On Mar 24, 2014, at 5:09 PM, Johan Engelen wrote:
On 25-3-2014 1:03, Jon Cruz wrote:
On Mar 24, 2014, at 3:07 PM, Krzysztof KosiĆski wrote:
It looks OK, no amendments necessary.
I'm not 100% sure about the "hybrid" variant which takes the key as char const * and the value as Glib::ustring, but this is a common occurrence in the codebase, so I guess this optimization is justified.
Johan, can you take a look at that? Normally I'd expect an implicit conversion to come into play and the compiler to wrap char const* params in a Glib::ustring instance. That definitely is the usual behavior with std::string.
I did that as an optimization step. Very often we use setAttribute("something", some_variable); I thought it silly to have to compiler create a temporary Glib::ustring for that.
Aha! So what was the measured real-world difference in performance of a non-debug build for normal operations? :-)

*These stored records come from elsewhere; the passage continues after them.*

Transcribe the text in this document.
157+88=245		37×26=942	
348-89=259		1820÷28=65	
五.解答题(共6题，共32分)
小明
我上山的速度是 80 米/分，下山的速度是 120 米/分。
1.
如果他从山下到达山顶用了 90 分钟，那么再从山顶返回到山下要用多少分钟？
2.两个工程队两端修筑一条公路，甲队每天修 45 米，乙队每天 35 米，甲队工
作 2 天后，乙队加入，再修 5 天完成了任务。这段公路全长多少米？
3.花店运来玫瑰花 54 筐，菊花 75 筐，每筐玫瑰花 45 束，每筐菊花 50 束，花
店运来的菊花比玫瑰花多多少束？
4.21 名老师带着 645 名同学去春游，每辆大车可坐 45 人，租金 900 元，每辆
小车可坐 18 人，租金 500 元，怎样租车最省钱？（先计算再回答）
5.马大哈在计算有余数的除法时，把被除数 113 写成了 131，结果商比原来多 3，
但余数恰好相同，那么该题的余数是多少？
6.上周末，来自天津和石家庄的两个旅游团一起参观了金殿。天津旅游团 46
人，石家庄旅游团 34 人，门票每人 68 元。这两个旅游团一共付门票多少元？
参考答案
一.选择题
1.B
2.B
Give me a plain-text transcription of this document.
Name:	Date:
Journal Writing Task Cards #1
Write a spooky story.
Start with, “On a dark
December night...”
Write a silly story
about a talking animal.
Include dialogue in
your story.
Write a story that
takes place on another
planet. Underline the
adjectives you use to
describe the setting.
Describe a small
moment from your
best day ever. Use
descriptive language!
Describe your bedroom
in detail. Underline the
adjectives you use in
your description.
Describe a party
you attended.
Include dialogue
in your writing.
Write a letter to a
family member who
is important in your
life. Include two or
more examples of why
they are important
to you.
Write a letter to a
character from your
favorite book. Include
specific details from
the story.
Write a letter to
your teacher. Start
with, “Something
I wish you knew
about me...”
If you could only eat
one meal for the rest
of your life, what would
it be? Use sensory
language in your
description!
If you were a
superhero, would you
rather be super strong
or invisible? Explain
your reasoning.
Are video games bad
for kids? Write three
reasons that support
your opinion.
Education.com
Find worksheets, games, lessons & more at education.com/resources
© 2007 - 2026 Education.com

In general, if we don't have a measurable difference, it's usually best to avoid micro-optimizations and instead just stick with code safety. in this case, a Glib::ustring const &key declaration means NULL can't sneak in while we are not looking, etc. In some similar code changes in the past, we've actually had bugs from raw pointer use, especially when a pointer the function assumed was constant turned out to be a temporary/local and deleted by the time it was used again.